Citizen by Claudia Rankine, a mixed-media masterpiece that grapples with racism, misogyny, loneliness, and identity.
Algorithms of Oppression: How Search Engines Reinforce Racism by Safiya Umoja Noble, a book that expands upon the principles I summarized in “Notes & References.”
Betting on Zero (2017), a Netflix documentary about the big yikes international MLM we know as Herbalife.
A Mother’s Reckoning: Living in the Aftermath of Tragedy by Susan Klebold, an empathetic, well-researched memoir that highlights some of the ways in which news outlets manipulate complex truths in order to market more scandalous and digestible stories to American audiences.

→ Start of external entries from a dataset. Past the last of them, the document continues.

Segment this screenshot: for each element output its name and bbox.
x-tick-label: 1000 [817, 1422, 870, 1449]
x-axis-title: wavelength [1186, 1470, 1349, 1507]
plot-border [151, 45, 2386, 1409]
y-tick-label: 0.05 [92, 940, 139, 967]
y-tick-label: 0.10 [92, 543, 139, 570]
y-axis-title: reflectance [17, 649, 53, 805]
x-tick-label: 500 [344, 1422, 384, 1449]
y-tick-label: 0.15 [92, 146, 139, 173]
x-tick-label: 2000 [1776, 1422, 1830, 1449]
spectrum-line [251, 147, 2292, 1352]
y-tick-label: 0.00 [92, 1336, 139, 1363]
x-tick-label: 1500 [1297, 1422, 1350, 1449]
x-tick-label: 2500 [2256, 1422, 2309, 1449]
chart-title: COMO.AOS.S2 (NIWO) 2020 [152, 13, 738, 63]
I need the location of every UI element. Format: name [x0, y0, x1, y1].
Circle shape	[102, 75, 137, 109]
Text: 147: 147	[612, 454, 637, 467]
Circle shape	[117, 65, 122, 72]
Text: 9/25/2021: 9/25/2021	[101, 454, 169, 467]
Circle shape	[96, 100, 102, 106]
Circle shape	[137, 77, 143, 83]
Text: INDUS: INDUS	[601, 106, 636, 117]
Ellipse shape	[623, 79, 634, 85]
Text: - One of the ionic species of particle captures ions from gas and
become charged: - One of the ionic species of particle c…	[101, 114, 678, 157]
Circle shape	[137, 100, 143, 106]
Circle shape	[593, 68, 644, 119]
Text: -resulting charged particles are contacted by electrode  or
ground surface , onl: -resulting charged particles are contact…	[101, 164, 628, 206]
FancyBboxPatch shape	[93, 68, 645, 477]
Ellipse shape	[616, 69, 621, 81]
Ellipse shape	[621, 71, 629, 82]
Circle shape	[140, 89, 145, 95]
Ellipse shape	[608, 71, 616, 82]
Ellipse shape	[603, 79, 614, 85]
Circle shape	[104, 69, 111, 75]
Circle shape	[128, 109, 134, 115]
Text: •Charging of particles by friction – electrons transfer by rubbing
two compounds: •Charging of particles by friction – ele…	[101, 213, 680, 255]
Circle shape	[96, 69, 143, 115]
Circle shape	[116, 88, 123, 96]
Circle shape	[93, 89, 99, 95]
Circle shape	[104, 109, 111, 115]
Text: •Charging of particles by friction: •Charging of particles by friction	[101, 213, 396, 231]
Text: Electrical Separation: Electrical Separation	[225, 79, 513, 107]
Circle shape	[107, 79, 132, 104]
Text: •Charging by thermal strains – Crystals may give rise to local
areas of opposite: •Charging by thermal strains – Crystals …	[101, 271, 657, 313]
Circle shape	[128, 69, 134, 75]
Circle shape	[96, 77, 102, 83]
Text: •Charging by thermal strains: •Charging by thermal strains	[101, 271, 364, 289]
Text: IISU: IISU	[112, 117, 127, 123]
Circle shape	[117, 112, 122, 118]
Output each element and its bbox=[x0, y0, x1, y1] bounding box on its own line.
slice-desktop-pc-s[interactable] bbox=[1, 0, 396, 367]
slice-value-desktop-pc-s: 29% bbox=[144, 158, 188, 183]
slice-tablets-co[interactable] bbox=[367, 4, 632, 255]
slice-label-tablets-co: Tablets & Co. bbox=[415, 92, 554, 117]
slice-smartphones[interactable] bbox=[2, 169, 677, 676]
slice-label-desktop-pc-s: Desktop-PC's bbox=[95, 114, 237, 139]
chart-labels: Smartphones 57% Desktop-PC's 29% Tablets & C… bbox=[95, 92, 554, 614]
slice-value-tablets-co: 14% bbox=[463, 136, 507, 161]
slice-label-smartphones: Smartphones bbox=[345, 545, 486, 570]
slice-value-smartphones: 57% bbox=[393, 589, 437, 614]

Dopesick: Dealers, Doctors, and the Drug Company that Addicted America by Beth Macy, a powerful and well-researched history of the opioid crisis which focuses in particular on Central Appalachia and the parts of Virginia that Macy covered throughout her career as an investigative journalist. A text that– by virtue of its empathetic storytelling and masterful takedown of Big Pharma corruption–allows the reader to connect more deeply with the humanity of addicts and their families.